3 answers | Last updated: Oct 16, 2016
A fellow caregiver asked...

Who would be responsible for taking care of my father? I was told by a family member that I was legally responsible to take care of him. He is dying, taking many pain medications, and needs assistance. I have two small children that I do not want around this situation and medications that I do not want in my house. I am an only child and I am not able to accept this task, financially or physically. He does have Medicare. I think he needs a nursing home.


Expert Answers

Kay Paggi, GCM, LPC, CGC, MA, is in private practice as a geriatric care manager and is on the advisory board for the Emeritus Program at Richland College. She has worked with seniors for nearly 20 years as a licensed professional counselor, certified gerontological counselor, and certified geriatric care manager.

NO! Fortunately, none of us have a legal responsibility to provide care for our parents. We must provide for our children but not our parents.

Yes. You are correct, he needs more care than you can provide, he should be in a nursing home. You will need to find one that accepts Medicaid. In Texas the correct term is "medicaid pending", meaning that he needs financial assistance from the day he enters; that he cannot pay for care in a nursing home. If you find a Medicaid nursing home that has an opening for medicaid pending patients, it will pay for his care until it is reimbursed by Medicaid. Finding his facility may take your time and effort, and you are NOT legally obligated to do it.
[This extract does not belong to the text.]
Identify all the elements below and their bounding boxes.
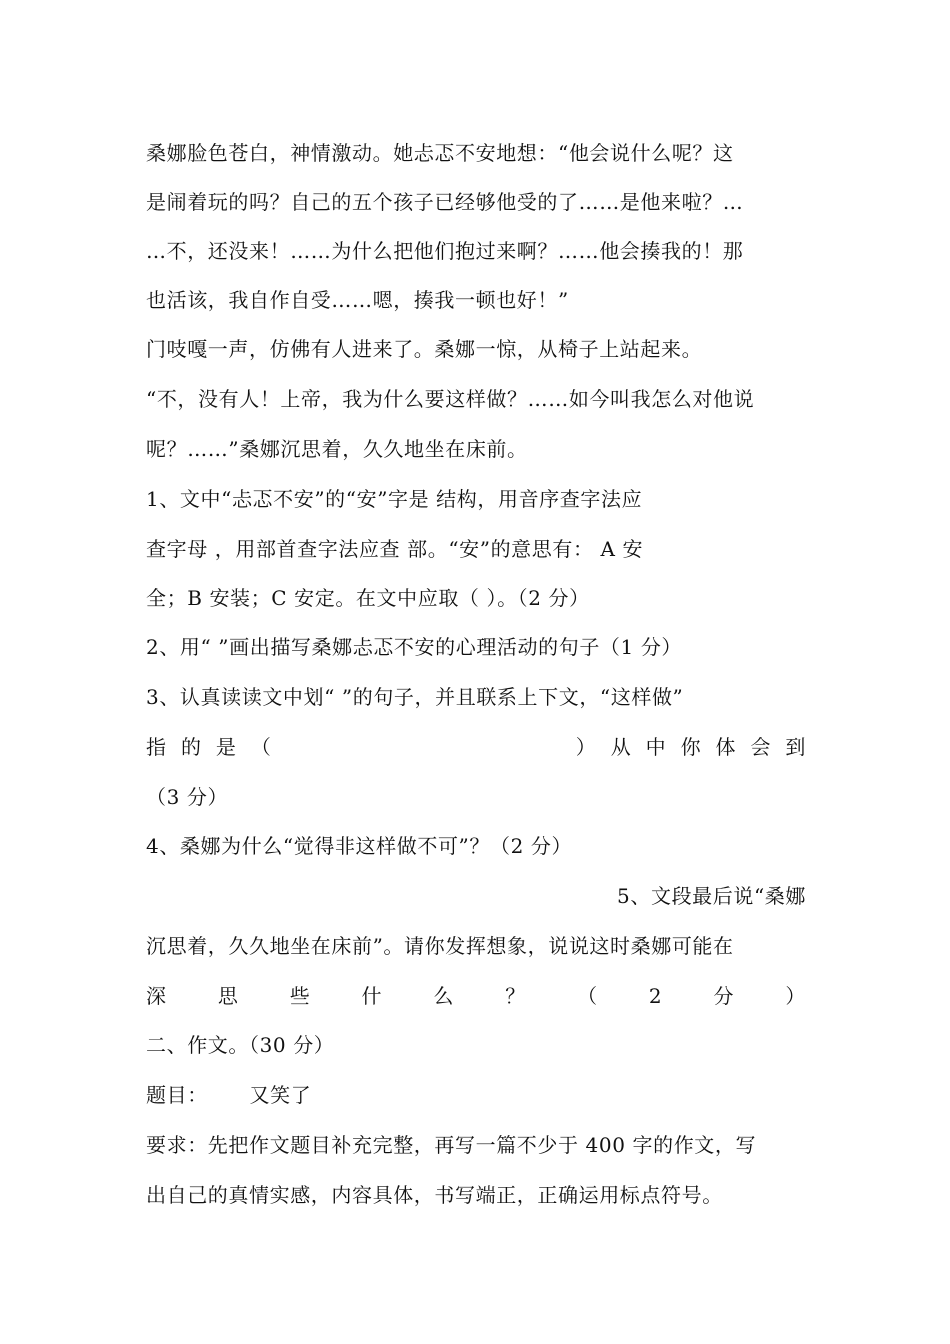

If you cannot, then his case can be assigned to Adult Protective Services, and they will find the proper placement for him.

Medicare does not pay for long term care, the type of care your father needs. Medicaid pays for care after the patient's assets are depleted.


Community Answers

Patsaison answered...

Others have answered your question about legal responsibility. I just like to point out that whether you take care of your parent or not is a question of moral responsibility and whether you care enough to do so, regardless of legal responsibility. Taking care of aging parents is hard, I did it for 20 plus years for both parents. I still feel guilty about not having made correct decisions in some areas in retrospect. But I am glad that I did take care of my parents--if I did not, I would not be able to live with myself. My conscience is clear, although I regret not having been stronger, more loving and caring and understanding in many instances. My sister did not take care of my parents and did not care as much. There is saying in Chinese (I am Chinese) that being able to take care of parents is a blessing--I did not understand that fully before--sometimes had thought it was a curse and burden--burden it was, but now I understand that it was a blessing--to have been there, to have been able to take care of parents in their time of need. I was fortunate, not unfortunate, to have had the opportunity.


Rubyjb answered...

It sounds like you are approaching this logically and honestly, and that is excellent. Do not let anyone make you feel guilty for refusing to get involved in a situation you can't handle. Sometimes saying "NO" is the kindest thing you can do. You can choose to be involved a little, a lot, or not at all. Make your thoughtful decision, and do not get sucked into a potentially destructive vortex.